Wally tried to think about Barney—about the days they had spent together in Manila when Wally had first arrived in the Philippines in 1940. Wally had been away from his Mormon parents for the first time and had tried his wings a little; he hadn’t considered it a great sin to indulge himself in a few beers with his new friends from his Army Air Corps squadron. Wally tried to draw on those memories now. He wanted to feel some grief, but the buzzing continued in his head, the ache in his stomach, the overwhelming exhaustion. “Bless him, Father,” Wally prayed, and in his own mind, it was a kind of funeral. He knew of nothing else he could do.
Wally waited for a time, and then as the full light of day came on, he spotted Warren and Jack ahead of him. He worked his way past a few men to get to them.
“Did you guys get some water?” Wally asked them.
“No.”
“How are you doing?”
“Okay,” Warren said. “We’ll get some next time.”
But Jack said, “I’ve got to get something soon.”
He meant more than water; he needed food. Wally knew that Jack was more on the edge than Warren or Wally and that they had to do something to keep him going.
The dust was deep on the road, and the shuffling men kicked it up until it filled the air like smoke, which only added to the choking heat and the grimy discomfort. The wooded area to the left—the thick jungle and the rising hills—were lush with spreading banyan trees, palms, and the dense growth of ferns in the shadows, but the closer the jungle was to the road, the thicker was the humidity. The screech of monkeys in the trees, the cries of birds, were mere background sounds that Wally rarely noticed. Out
to the right, the east, lay the waters of Manila Bay, sometimes visible to the men. The water looked tantalizing, inviting, but it was not worth thinking about—just a blue-green patch in the unreachable distance.
Several times along the way the prisoners marched past severed heads hoisted on poles or hanging from trees. At one point a disemboweled Filipino soldier had been draped, backward, over a barbed-wire fence. These depredations were clearly intended as warnings to those who left the road, but they hardly made a difference anymore. A severed head was no more gruesome than a swelling body, baking in the sun.
Wally almost never looked at anyone. The hollowness of the men’s eyes, the wasted, dirty faces, were all an ugly reflection of himself. It was better to stay within himself and not see the death in others’ eyes.
“Father in Heaven, help me,” Wally kept saying. “Please help all of us. Let there be some food today.”

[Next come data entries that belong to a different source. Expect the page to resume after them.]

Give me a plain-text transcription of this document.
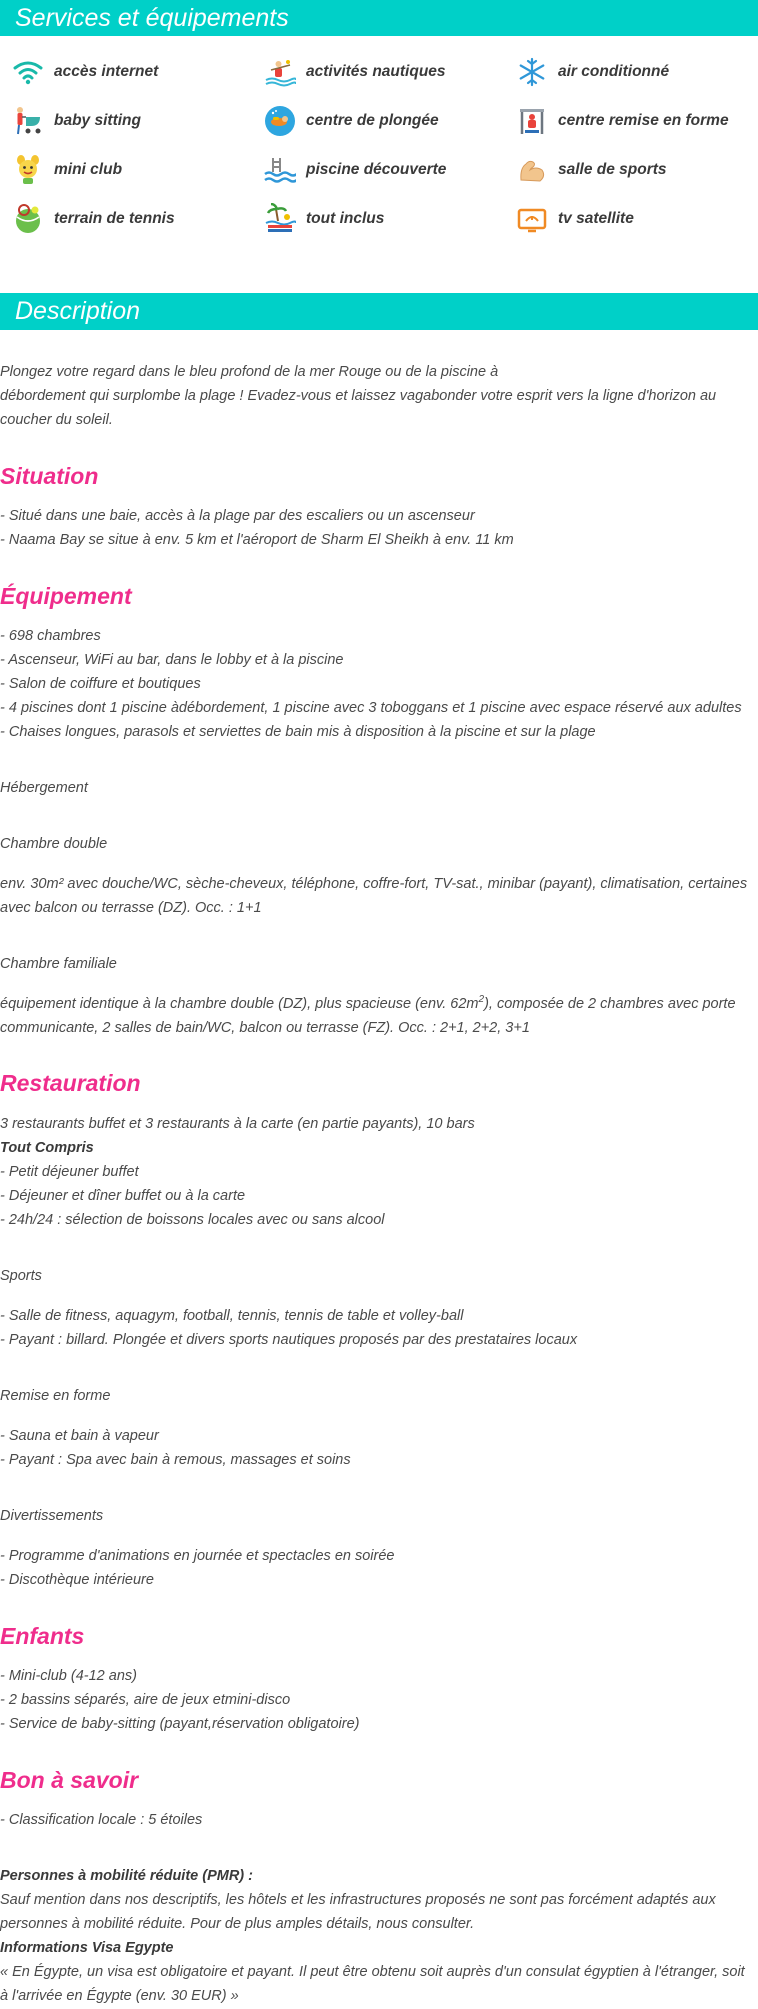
Services et équipements
accès internet	activités nautiques	air conditionné
baby sitting	centre de plongée	centre remise en forme
mini club	piscine découverte	salle de sports
terrain de tennis	tout inclus	tv satellite
Description

Plongez votre regard dans le bleu profond de la mer Rouge ou de la piscine à

débordement qui surplombe la plage ! Evadez-vous et laissez vagabonder votre esprit vers la ligne d'horizon au coucher du soleil.

Situation

- Situé dans une baie, accès à la plage par des escaliers ou un ascenseur

- Naama Bay se situe à env. 5 km et l'aéroport de Sharm El Sheikh à env. 11 km

Équipement

- 698 chambres

- Ascenseur, WiFi au bar, dans le lobby et à la piscine

- Salon de coiffure et boutiques

- 4 piscines dont 1 piscine àdébordement, 1 piscine avec 3 toboggans et 1 piscine avec espace réservé aux adultes

- Chaises longues, parasols et serviettes de bain mis à disposition à la piscine et sur la plage

Hébergement

Chambre double

env. 30m² avec douche/WC, sèche-cheveux, téléphone, coffre-fort, TV-sat., minibar (payant), climatisation, certaines avec balcon ou terrasse (DZ). Occ. : 1+1

Chambre familiale

équipement identique à la chambre double (DZ), plus spacieuse (env. $62m^2$), composée de 2 chambres avec porte communicante, 2 salles de bain/WC, balcon ou terrasse (FZ). Occ. : 2+1, 2+2, 3+1

Restauration

3 restaurants buffet et 3 restaurants à la carte (en partie payants), 10 bars

Tout Compris

- Petit déjeuner buffet

- Déjeuner et dîner buffet ou à la carte

- 24h/24 : sélection de boissons locales avec ou sans alcool

Sports

- Salle de fitness, aquagym, football, tennis, tennis de table et volley-ball

- Payant : billard. Plongée et divers sports nautiques proposés par des prestataires locaux

Remise en forme

- Sauna et bain à vapeur

- Payant : Spa avec bain à remous, massages et soins

Divertissements

- Programme d'animations en journée et spectacles en soirée

- Discothèque intérieure

Enfants

- Mini-club (4-12 ans)

- 2 bassins séparés, aire de jeux etmini-disco

- Service de baby-sitting (payant,réservation obligatoire)

Bon à savoir

- Classification locale : 5 étoiles

Personnes à mobilité réduite (PMR) :

Sauf mention dans nos descriptifs, les hôtels et les infrastructures proposés ne sont pas forcément adaptés aux personnes à mobilité réduite. Pour de plus amples détails, nous consulter.

Informations Visa Egypte

« En Égypte, un visa est obligatoire et payant. Il peut être obtenu soit auprès d'un consulat égyptien à l'étranger, soit à l'arrivée en Égypte (env. 30 EUR) »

He had been praying since that first night of the march, when he had realized that the Japanese had no apparent plans to feed the prisoners. When he was younger, he would have concluded that the Lord was not listening, that his prayers had not been answered. But that was not what he felt now. He was still alive. He was putting one foot in front of the other. He would make it through this day. His strength was coming from somewhere—whether he was worthy to get help or not. All Wally’s life he had been too quick to give up. His father had called him a quitter once, and that statement had hurt him as few things had in his life—partly because he suspected it was true. But he was not quitting now, and so he felt grateful he had made it this far.

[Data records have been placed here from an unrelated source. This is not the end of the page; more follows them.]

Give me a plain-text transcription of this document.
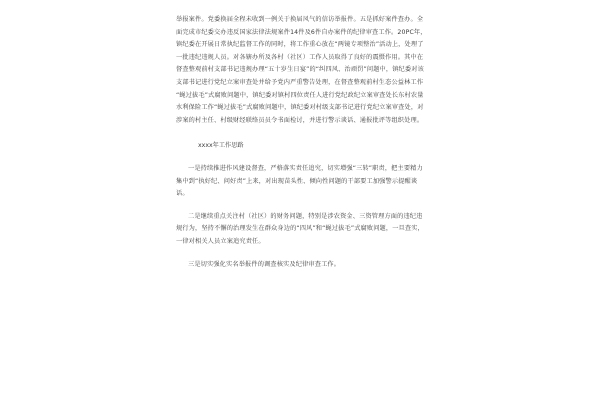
举报案件。党委换届全程未收到一例关于换届风气的信访举报件。五是抓好案件查办。全面完成市纪委交办违反国家法律法规案件14件及6件自办案件的纪律审查工作。20PC年，镇纪委在开展日常执纪监督工作的同时，将工作重心放在“两镜专项整治”活动上，处理了一批违纪违规人员。对各辖办所及各村（社区）工作人员取得了良好的震慑作用。其中在督查整观前村支部书记违规办理“五十岁生日宴”的“纠四风、治顽罚”问题中，镇纪委对该支部书记进行党纪立案审查处并给予党内严重警告处理，在督查整观前村生态公益林工作

“蝇过拔毛”式腐败问题中，镇纪委对镇村四位责任人进行党纪政纪立案审查处长东村农量水利保险工作“蝇过拔毛”式腐败问题中，镇纪委对村级支部书记进行党纪立案审查处，对涉案的村主任、村级财经联络员员令书面检讨，并进行警示谈话、通报批评等组织处理。

xxxx年工作思路

一是持续推进作风建设督查，严格落实责任追究，切实增强“三转”职责，把主要精力集中到“执好纪、问好责”上来，对出现苗头性、倾向性问题的干部要工加强警示提醒谈话。

二是继续重点关注村（社区）的财务问题，特别是涉农资金、三资管理方面的违纪违规行为，坚持不懈的治理发生在群众身边的“四风”和“蝇过拔毛”式腐败问题，一旦查实，一律对相关人员立案追究责任。

三是切实强化实名举报件的调查核实及纪律审查工作。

He also tried to concentrate on another source of strength: his family. Wally’s father was a stake president in Sugar House, on the south end of the Salt Lake Valley, in Utah. Wally knew his family would certainly be praying for him, and he knew they would all suffer if he were to die. He thought how he would feel if something happened to one of his brothers or sisters, and he told himself he couldn’t let them down.